Live Events - Webinars and Virtual Meetings
There’s one more way you can connect people through Teams, and this one has a far broader scope. If you need to host a full-blown presentation – either for parts of your organization, external partners, or the public at large – a Live Event is the way to go. We recently held an entire session on Microsoft Teams Live Events, which you can check out to find a much more in-depth discussion. We’ll also provide a bit of info here to give you context and help you gauge if a Live Event is the right call.
Live Events aren’t available to everyone – although anybody can attend them, you need a special Microsoft 365 license to be a host or a presenter/producer. An easy way to check your access is by trying to schedule a new Live Event, through the Calendar tab in Teams. Next to “New meeting” in the top-right corner, there should be a dropdown that lists “Live event” as an option. If you can’t find it, you may need to upgrade your license.
From here you’ll be prompted to provide date/time, location, and title of the meeting, as well as any event details. Pay special attention to the second page of settings, “Live event permissions”, which has more scroll-down options than you might think. Many frequently used features, like the Q&A panel, aren’t enabled by default – watch our Virtual Session on this topic for a real-time example of what can mess up if you miss a single setting!
Picking the best meeting option
Intentionality is important when meeting online. Who are your attendees, what do they need from the meeting, and how can you all serve each other’s interests best? Microsoft Teams can host nearly any collection of people under your company’s banner, but you want that meeting to be productive…and you want it to cast your company in a good light.

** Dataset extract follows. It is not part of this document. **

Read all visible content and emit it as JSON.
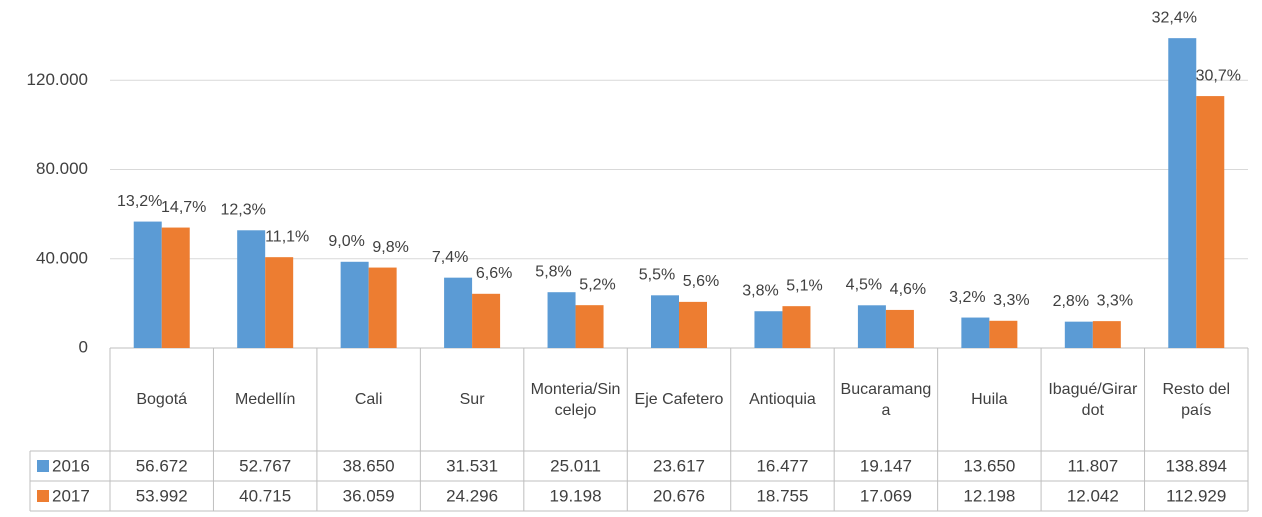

Setting expectations and establishing meeting structure will help you keep your teams consistent, but you’re likely to need adjustments as you discover your personal workflow. Keep exploring, keep testing things, and keep up to date on changes to Microsoft 365 and Teams. Not only will you maintain efficiency in your meetings, you’ll also make a great impression on external groups, as you use your full toolset in the way that works for you.